When I listen to the berating and degrading things that these people say about themselves, I have to raise the question "what kind of mirror are they looking in?" They must be looking in a mirror that distorts their view like a funhouse mirror. The real issue is that they aren't looking at themselves objectively, it's subjectively. At some time in their lives someone told them that they weren't handsome, or beautiful, or they were too fat, or too skinny or just not good enough period.
The bad part is they believed the lie. It probably was in their early childhood when your self esteem is at its most vulnerable that the foundation for the poor self image was laid. Words are powerful and they can build you up or tear you down depending on how they are used. At one point in my own life I had the same struggle of believing someone else's opinion of me instead of the truth. I had to break free of the shackles of low self esteem and low self worth. When I fell in love with me, all of me my life truly changed.
I have never been a part of the skinny girls club so being the one that was always in the spotlight or the one that boys would love to date wasn't my story. I was the brainiac, pleasing plump girl that all the boys wanted to cheat off of my papers but never date.

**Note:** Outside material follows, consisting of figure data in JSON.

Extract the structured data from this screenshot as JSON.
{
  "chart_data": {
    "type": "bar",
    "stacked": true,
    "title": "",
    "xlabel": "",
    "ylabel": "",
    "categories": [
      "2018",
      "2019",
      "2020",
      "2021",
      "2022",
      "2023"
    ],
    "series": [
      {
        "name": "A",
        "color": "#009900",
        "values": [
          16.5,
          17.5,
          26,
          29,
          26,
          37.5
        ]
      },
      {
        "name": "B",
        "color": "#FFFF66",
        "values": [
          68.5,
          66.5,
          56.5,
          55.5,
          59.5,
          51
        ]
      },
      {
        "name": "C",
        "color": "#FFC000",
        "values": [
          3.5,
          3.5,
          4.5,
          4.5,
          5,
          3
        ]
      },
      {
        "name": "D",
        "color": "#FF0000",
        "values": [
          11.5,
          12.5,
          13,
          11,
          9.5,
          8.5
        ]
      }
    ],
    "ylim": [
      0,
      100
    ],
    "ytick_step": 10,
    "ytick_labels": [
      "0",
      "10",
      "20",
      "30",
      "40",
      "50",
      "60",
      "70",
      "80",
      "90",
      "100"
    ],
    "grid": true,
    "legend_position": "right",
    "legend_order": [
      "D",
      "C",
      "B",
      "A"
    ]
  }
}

Fast forward several years and I am still the brainiac voluptuous woman that men can't figure out and want terribly to be in my presence. The difference now is that I don't desire to be a part of the skinny girls club like I did for several years of my life in my youth. I am now a threat to the skinny girls because I have self esteem that is as massive as the galaxy. Self love permeates from my inside out.
I am not conceited, however I am convinced that I am fearfull and wonderfully made in the image of my creator. That I am truly accepted in the beloved and no person on earth can make be feel like I am less than what I know I am. My heart's desire is to pass the lesson of self acceptance on to others. Poor self image doesn't discriminate it affects the celebrity and the unknown alike. Someone that has truly grasped the lesson of accepting the image that she sees in the mirror is the actress Gabourey Siddibe that has a starring role in the movie "Precious." I haven't seen the movie yet, but I have had the opportunity to see her in several interviews. This full-figured young woman is truly a breath of fresh air.
She hasn't allowed what the world defines as beauty to define her. She is well aware of her rotund size, but nevertheless that hasn't caused her to hate or loathe herself. I recently had the opportunity to see her in an interview with Oprah Winfrey and when Ms. Winfrey posed the weight question to her the response she gave spoke volumes. Gabby as she is affectionately called, said she had struggled with her weight all of her life and that she had been dieting since as early as age 6 and at one point one day in her early twenties she just decided to be happy with herself. When you see her you see the reflection of positive enery radiating from her being. She keeps a smile on her face and youthfulness in her heart. I truly hope she keeps that part of her.
So my desire is that all that still have the scars of ridicule or verbal and mental abuse would find a place of wholeness and acceptance for themselves that would allow them to look in the mirror and see the truly beautiful person that they are.